Derin bir nefes alıp, "Diyecek çok şeyim var sana karşı ama her şey zamanla." Diyince Yusuf'un gülüşü soldu ve kaşları çatıldı.
"Birini desen bir şey olmaz bence?" Diye sorunca gülümseyip başımı yere eğdim.
"Her ne olursa olsun, biz birbirimizin kaderiyiz, Yusuf." Yusuf'tan ses gelmeyince arkama dönüp tesbihimi elime aldım ve Ayet-el kürsiyi okumaya başladım.
"Çok şanslıymışım ben, Meryem. Rabbim, beni seninle ödüllendirdi." Diyince gözlerim Yusuf'a döndü. Gözleri kızarmıştı ve dolu doluydu. Ağlayacak mıydı? "Sarılayım mı?" Kollarımı açıp Yusuf'u kabul ettim. Yusuf beklemeden kollarını belime sardı.

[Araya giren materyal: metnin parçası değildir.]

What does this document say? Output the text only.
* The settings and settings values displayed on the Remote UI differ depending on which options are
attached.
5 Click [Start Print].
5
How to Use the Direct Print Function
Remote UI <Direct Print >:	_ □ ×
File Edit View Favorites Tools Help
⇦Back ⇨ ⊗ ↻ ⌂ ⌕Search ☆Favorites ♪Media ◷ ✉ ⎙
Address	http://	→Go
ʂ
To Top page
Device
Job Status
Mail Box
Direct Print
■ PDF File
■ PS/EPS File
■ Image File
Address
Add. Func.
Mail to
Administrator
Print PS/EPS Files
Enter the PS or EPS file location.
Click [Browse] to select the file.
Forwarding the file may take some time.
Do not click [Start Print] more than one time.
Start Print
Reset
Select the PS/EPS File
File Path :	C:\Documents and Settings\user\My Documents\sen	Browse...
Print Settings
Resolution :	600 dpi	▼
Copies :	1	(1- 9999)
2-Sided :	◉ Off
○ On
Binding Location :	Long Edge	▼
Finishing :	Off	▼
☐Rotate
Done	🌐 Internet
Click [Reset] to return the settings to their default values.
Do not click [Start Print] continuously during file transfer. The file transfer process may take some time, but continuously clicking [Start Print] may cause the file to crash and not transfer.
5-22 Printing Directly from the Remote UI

Bir hıçkırık sesi koparken, kalbim ağrımaya başladı. Yusuf, boyun girintime saklanmış, ağlıyordu. O an içimde bir şeylerin koptuğunu hissetmiştim. "Yusuf'um, ağlama." Saçlarını sakinleştirmek ister gibi okşarken, Yusuf başını kaldırmıştı fakat kolları hâlâ belimdeydi.
"Yusuf'un mutluluktan ağlıyor, Meryem'im. Öyle bir mutluluk ki, anlatılamıyor." Yusuf iki yanağımıda öpüp, "Yıllar geçti, benim sana olan sevgim geçmedi." Yusuf, beni ne zamandır seviyordu? Sormak için sırası mıydı? "Merak ettiğin şeyi az çok tahmin edebiliyorum." Başını eğdi ve devam etti. "Beş yıl, beş yıl seni sevdim, beş yıl seni bekledim, beş yıl helalim olmanı bekledim."

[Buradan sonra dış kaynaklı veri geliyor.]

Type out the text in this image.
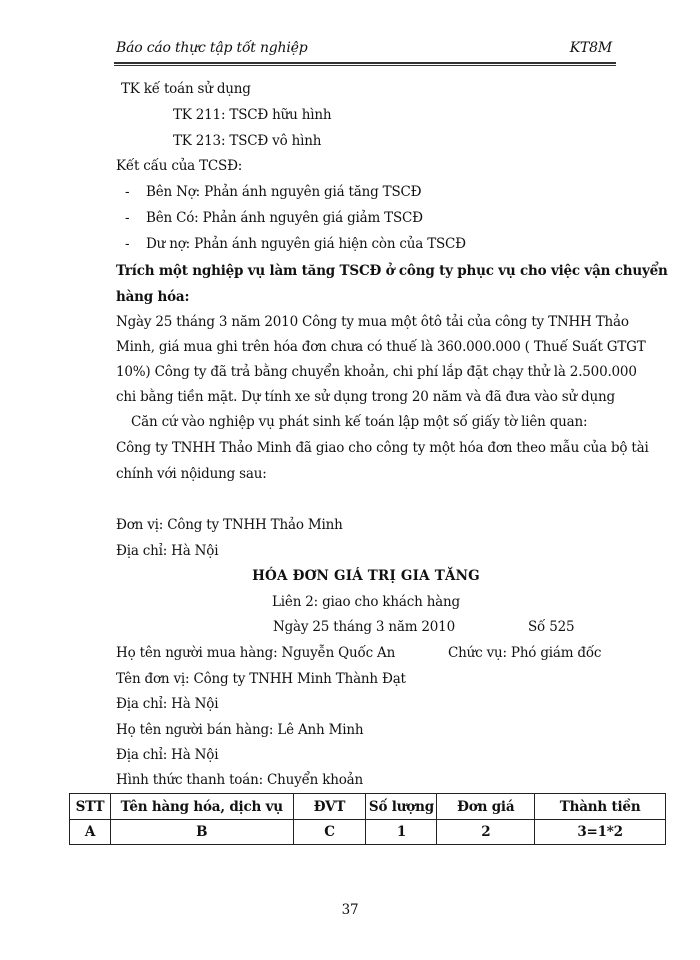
Báo cáo thực tập tốt nghiệp	KT8M
TK kế toán sử dụng
TK 211: TSCĐ hữu hình
TK 213: TSCĐ vô hình
Kết cấu của TCSĐ:
- Bên Nợ: Phản ánh nguyên giá tăng TSCĐ
- Bên Có: Phản ánh nguyên giá giảm TSCĐ
- Dư nợ: Phản ánh nguyên giá hiện còn của TSCĐ
Trích một nghiệp vụ làm tăng TSCĐ ở công ty phục vụ cho việc vận chuyển
hàng hóa:
Ngày 25 tháng 3 năm 2010 Công ty mua một ôtô tải của công ty TNHH Thảo
Minh, giá mua ghi trên hóa đơn chưa có thuế là 360.000.000 ( Thuế Suất GTGT
10%) Công ty đã trả bằng chuyển khoản, chi phí lắp đặt chạy thử là 2.500.000
chi bằng tiền mặt. Dự tính xe sử dụng trong 20 năm và đã đưa vào sử dụng
Căn cứ vào nghiệp vụ phát sinh kế toán lập một số giấy tờ liên quan:
Công ty TNHH Thảo Minh đã giao cho công ty một hóa đơn theo mẫu của bộ tài
chính với nộidung sau:
Đơn vị: Công ty TNHH Thảo Minh
Địa chỉ: Hà Nội
HÓA ĐƠN GIÁ TRỊ GIA TĂNG
Liên 2: giao cho khách hàng
Ngày 25 tháng 3 năm 2010	Số 525
Họ tên người mua hàng: Nguyễn Quốc An	Chức vụ: Phó giám đốc
Tên đơn vị: Công ty TNHH Minh Thành Đạt
Địa chỉ: Hà Nội
Họ tên người bán hàng: Lê Anh Minh
Địa chỉ: Hà Nội
Hình thức thanh toán: Chuyển khoản
STT	Tên hàng hóa, dịch vụ	ĐVT	Số lượng	Đơn giá	Thành tiền
A	B	C	1	2	3=1*2
37
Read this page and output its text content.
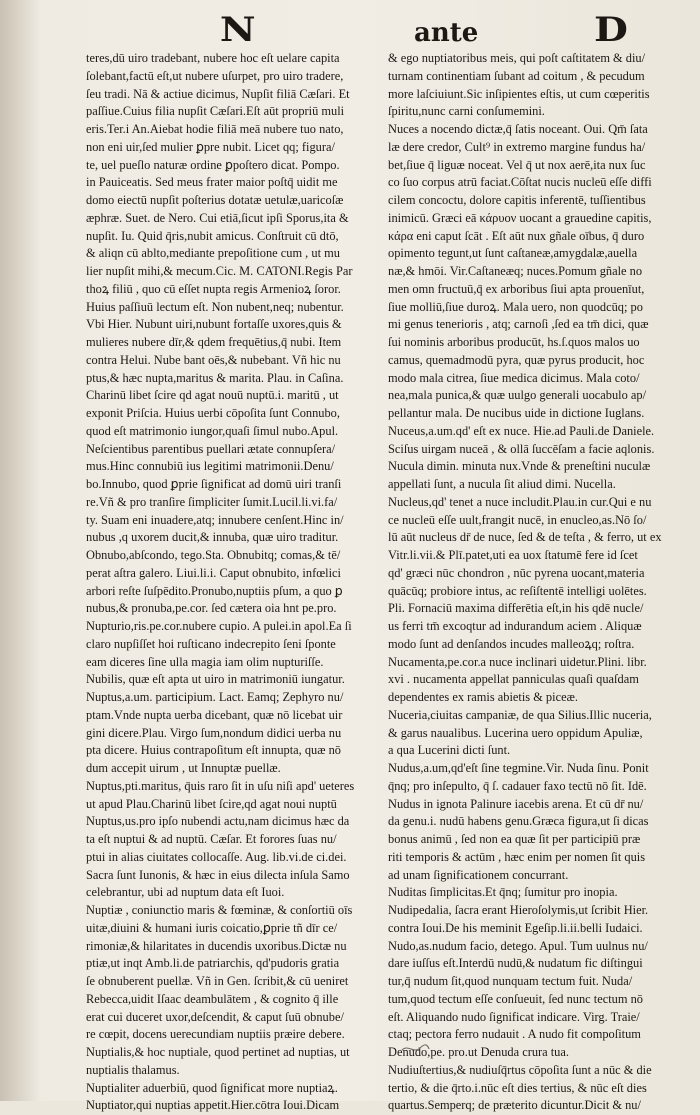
N	ante	D
teres,dū uiro tradebant, nubere hoc eſt uelare capita
ſolebant,factū eſt,ut nubere uſurpet, pro uiro tradere,
ſeu tradi. Nā & actiue dicimus, Nupſit filiā Cæſari. Et
paſſiue.Cuius filia nupſit Cæſari.Eſt aūt propriū muli
eris.Ter.i An.Aiebat hodie filiā meā nubere tuo nato,
non eni uir,ſed mulier ꝑpre nubit. Licet qq; figura/
te, uel pueſlo naturæ ordine ꝑpoſtero dicat. Pompo.
in Pauiceatis. Sed meus frater maior poſtq̄ uidit me
domo eiectū nupſit poſterius dotatæ uetulæ,uaricoſæ
æphræ. Suet. de Nero. Cui etiā,ſicut ipſi Sporus,ita &
nupſit. Iu. Quid q̄ris,nubit amicus. Conſtruit cū dtō,
& aliqn cū ablto,mediante prepoſitione cum , ut mu
lier nupſit mihi,& mecum.Cic. M. CATONI.Regis Par
thoꝝ filiū , quo cū eſſet nupta regis Armenioꝝ ſoror.
Huius paſſiuū lectum eſt. Non nubent,neq; nubentur.
Vbi Hier. Nubunt uiri,nubunt fortaſſe uxores,quis &
mulieres nubere dīr,& qdem frequētius,q̄ nubi. Item
contra Helui. Nube bant oēs,& nubebant. Vñ hic nu
ptus,& hæc nupta,maritus & marita. Plau. in Caſina.
Charinū libet ſcire qd agat nouū nuptū.i. maritū , ut
exponit Priſcia. Huius uerbi cōpoſita ſunt Connubo,
quod eſt matrimonio iungor,quaſi ſimul nubo.Apul.
Neſcientibus parentibus puellari ætate connupſera/
mus.Hinc connubiū ius legitimi matrimonii.Denu/
bo.Innubo, quod ꝑprie ſignificat ad domū uiri tranſi
re.Vñ & pro tranſire ſimpliciter ſumit.Lucil.li.vi.fa/
ty. Suam eni inuadere,atq; innubere cenſent.Hinc in/
nubus ,q uxorem ducit,& innuba, quæ uiro traditur.
Obnubo,abſcondo, tego.Sta. Obnubitq; comas,& tē/
perat aſtra galero. Liui.li.i. Caput obnubito, infœlici
arbori reſte ſuſpēdito.Pronubo,nuptiis pſum, a quo ꝑ
nubus,& pronuba,pe.cor. ſed cætera oia hnt pe.pro.
Nupturio,ris.pe.cor.nubere cupio. A pulei.in apol.Ea ſi
claro nupſiſſet hoi ruſticano indecrepito ſeni ſponte
eam diceres ſine ulla magia iam olim nupturiſſe.
Nubilis, quæ eſt apta ut uiro in matrimoniū iungatur.
Nuptus,a.um. participium. Lact. Eamq; Zephyro nu/
ptam.Vnde nupta uerba dicebant, quæ nō licebat uir
gini dicere.Plau. Virgo ſum,nondum didici uerba nu
pta dicere. Huius contrapoſitum eſt innupta, quæ nō
dum accepit uirum , ut Innuptæ puellæ.
Nuptus,pti.maritus, q̄uis raro ſit in uſu niſi apd' ueteres
ut apud Plau.Charinū libet ſcire,qd agat noui nuptū
Nuptus,us.pro ipſo nubendi actu,nam dicimus hæc da
ta eſt nuptui & ad nuptū. Cæſar. Et forores ſuas nu/
ptui in alias ciuitates collocaſſe. Aug. lib.vi.de ci.dei.
Sacra ſunt Iunonis, & hæc in eius dilecta inſula Samo
celebrantur, ubi ad nuptum data eſt Iuoi.
Nuptiæ , coniunctio maris & fœminæ, & conſortiū oīs
uitæ,diuini & humani iuris coicatio,ꝑprie tñ dīr ce/
rimoniæ,& hilaritates in ducendis uxoribus.Dictæ nu
ptiæ,ut inqt Amb.li.de patriarchis, qd'pudoris gratia
ſe obnuberent puellæ. Vñ in Gen. ſcribit,& cū ueniret
Rebecca,uidit Iſaac deambulātem , & cognito q̄ ille
erat cui duceret uxor,deſcendit, & caput ſuū obnube/
re cœpit, docens uerecundiam nuptiis præire debere.
Nuptialis,& hoc nuptiale, quod pertinet ad nuptias, ut
nuptialis thalamus.
Nuptialiter aduerbiū, quod ſignificat more nuptiaꝝ.
Nuptiator,qui nuptias appetit.Hier.cōtra Ioui.Dicam
& ego nuptiatoribus meis, qui poſt caſtitatem & diu/
turnam continentiam ſubant ad coitum , & pecudum
more laſciuiunt.Sic inſipientes eſtis, ut cum cœperitis
ſpiritu,nunc carni conſumemini.
Nuces a nocendo dictæ,q̄ ſatis noceant. Oui. Qm̄ ſata
læ dere credor, Cult⁹ in extremo margine fundus ha/
bet,ſiue q̄ liguæ noceat. Vel q̄ ut nox aerē,ita nux ſuc
co ſuo corpus atrū faciat.Cōſtat nucis nucleū eſſe diffi
cilem concoctu, dolore capitis inferentē, tuſſientibus
inimicū. Græci eā κάρυον uocant a grauedine capitis,
κάρα eni caput ſcāt . Eſt aūt nux gñale oībus, q̄ duro
opimento tegunt,ut ſunt caſtaneæ,amygdalæ,auella
næ,& hmōi. Vir.Caſtaneæq; nuces.Pomum gñale no
men omn fructuū,q̄ ex arboribus ſiui apta prouenīut,
ſiue molliū,ſiue duroꝝ. Mala uero, non quodcūq; po
mi genus tenerioris , atq; carnoſi ,ſed ea tm̄ dici, quæ
ſui nominis arboribus producūt, hs.ſ.quos malos uo
camus, quemadmodū pyra, quæ pyrus producit, hoc
modo mala citrea, ſiue medica dicimus. Mala coto/
nea,mala punica,& quæ uulgo generali uocabulo ap/
pellantur mala. De nucibus uide in dictione Iuglans.
Nuceus,a.um.qd' eſt ex nuce. Hie.ad Pauli.de Daniele.
Sciſus uirgam nuceā , & ollā ſuccēſam a facie aqlonis.
Nucula dimin. minuta nux.Vnde & preneſtini nuculæ
appellati ſunt, a nucula ſit aliud dimi. Nucella.
Nucleus,qd' tenet a nuce includit.Plau.in cur.Qui e nu
ce nucleū eſſe uult,frangit nucē, in enucleo,as.Nō ſo/
lū aūt nucleus dr̄ de nuce, ſed & de teſta , & ferro, ut ex
Vitr.li.vii.& Plī.patet,uti ea uox ſtatumē fere id ſcet
qd' græci nūc chondron , nūc pyrena uocant,materia
quācūq; probiore intus, ac reſiſtentē intelligi uolētes.
Pli. Fornaciū maxima differētia eſt,in his qdē nucle/
us ferri tm̄ excoqtur ad indurandum aciem . Aliquæ
modo ſunt ad denſandos incudes malleoꝝq; roſtra.
Nucamenta,pe.cor.a nuce inclinari uidetur.Plini. libr.
xvi . nucamenta appellat panniculas quaſi quaſdam
dependentes ex ramis abietis & piceæ.
Nuceria,ciuitas campaniæ, de qua Silius.Illic nuceria,
& garus naualibus. Lucerina uero oppidum Apuliæ,
a qua Lucerini dicti ſunt.
Nudus,a.um,qd'eſt ſine tegmine.Vir. Nuda ſinu. Ponit
q̄nq; pro inſepulto, q̄ ſ. cadauer faxo tectū nō ſit. Idē.
Nudus in ignota Palinure iacebis arena. Et cū dr̄ nu/
da genu.i. nudū habens genu.Græca figura,ut ſi dicas
bonus animū , ſed non ea quæ ſit per participiū præ
riti temporis & actūm , hæc enim per nomen ſit quis
ad unam ſignificationem concurrant.
Nuditas ſimplicitas.Et q̄nq; ſumitur pro inopia.
Nudipedalia, ſacra erant Hieroſolymis,ut ſcribit Hier.
contra Ioui.De his meminit Egeſip.li.ii.belli Iudaici.
Nudo,as.nudum facio, detego. Apul. Tum uulnus nu/
dare iuſſus eſt.Interdū nudū,& nudatum fic diſtingui
tur,q̄ nudum ſit,quod nunquam tectum fuit. Nuda/
tum,quod tectum eſſe conſueuit, ſed nunc tectum nō
eſt. Aliquando nudo ſignificat indicare. Virg. Traie/
ctaq; pectora ferro nudauit . A nudo fit compoſitum
Denudo,pe. pro.ut Denuda crura tua.
Nudiuſtertius,& nudiuſq̄rtus cōpoſita ſunt a nūc & die
tertio, & die q̄rto.i.nūc eſt dies tertius, & nūc eſt dies
quartus.Semperq; de præterito dicuntur.Dicit & nu/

Gözlerim yuvalarından çıkarken, dudaklarım şaşkınlıktan aralanmıştı. Ben, Yusuf'u üç yıl sevmiştim. Bu sevgiyi hak edecek ne yapmıştım.
Yusuf başını kaldırıp, "Yağmur yağarken çocukları toplayıp camiye sokmuştun, kendin tirtir titriyordun halbuki ama buna rağmen çocukları düşünüp kabanını çıkartmış ve o üç çocuğuda sarmaya çalışmıştın." Gözlerim yüzündeki tebessümdeyken, aklım o günü hatırlamaya çalışıyordu. "Diğer gün ateşinin çıktığını söylemişti abin, o gün çok dua etmiştim senin için. Çocukları bu kadar çok seviyorken, anne olduğunu tahmin etmek..."

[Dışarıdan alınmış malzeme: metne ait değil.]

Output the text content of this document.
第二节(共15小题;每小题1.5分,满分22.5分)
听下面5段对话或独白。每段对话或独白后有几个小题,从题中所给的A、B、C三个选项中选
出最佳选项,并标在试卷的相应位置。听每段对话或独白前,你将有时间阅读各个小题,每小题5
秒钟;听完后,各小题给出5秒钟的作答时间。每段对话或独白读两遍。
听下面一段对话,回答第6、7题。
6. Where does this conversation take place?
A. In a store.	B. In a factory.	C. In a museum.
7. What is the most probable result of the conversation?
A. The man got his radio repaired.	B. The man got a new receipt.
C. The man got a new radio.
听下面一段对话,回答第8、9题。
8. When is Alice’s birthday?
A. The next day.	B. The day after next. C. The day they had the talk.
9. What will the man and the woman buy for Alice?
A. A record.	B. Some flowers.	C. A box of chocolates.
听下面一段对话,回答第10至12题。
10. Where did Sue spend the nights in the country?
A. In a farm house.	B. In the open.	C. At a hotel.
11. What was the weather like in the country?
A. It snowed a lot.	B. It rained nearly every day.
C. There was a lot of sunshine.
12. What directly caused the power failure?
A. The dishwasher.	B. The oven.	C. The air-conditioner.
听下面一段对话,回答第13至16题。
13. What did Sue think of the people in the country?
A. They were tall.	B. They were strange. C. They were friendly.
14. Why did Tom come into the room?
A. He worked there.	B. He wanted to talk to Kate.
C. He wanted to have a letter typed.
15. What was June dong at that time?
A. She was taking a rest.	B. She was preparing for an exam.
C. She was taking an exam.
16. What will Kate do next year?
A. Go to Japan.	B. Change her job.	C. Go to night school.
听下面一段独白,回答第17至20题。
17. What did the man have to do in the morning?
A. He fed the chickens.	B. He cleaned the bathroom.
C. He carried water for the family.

"Anne olmak, senle evlendikten sonra ki duam ama kolay değil ki? Bir çok eğitimi var bunun, efendimiz (a.s.v)'in çocuklarına olan davranışlarının hepsini öğrenmemiz gerek." Yusuf gülümseyip beni kendine çekti.
"Elbette biliyorum ama senden bir çocuğum olduğu haberini almak, o duyguları tatmak istiyorum. Şu kitaplıkta anne ve baba olacak kişiler için örnek davranışlar var, ben üçünü bitirdim şimdi ki kitabında yarısını okudum." Gözlerimin önü bulanıklaşırken belli etmemek için başımı eğmiştim. Yufka yürekli Yusuf'um...

ŞİMDİ OKUDUĞUN
Helalim
Teen FictionSevginin en güzel haliydi Meryem ile Yusuf... Onlar, Allah'ı anmadan gün geçirmezdi. Birbirlerini çok severlerdi ancak Allah'a olan sevgilerini asla unutmazlardı. En zor günde bile, Allah'ı andı onlar... Ahiret için uğraştılar, başardılar mı? İşte b...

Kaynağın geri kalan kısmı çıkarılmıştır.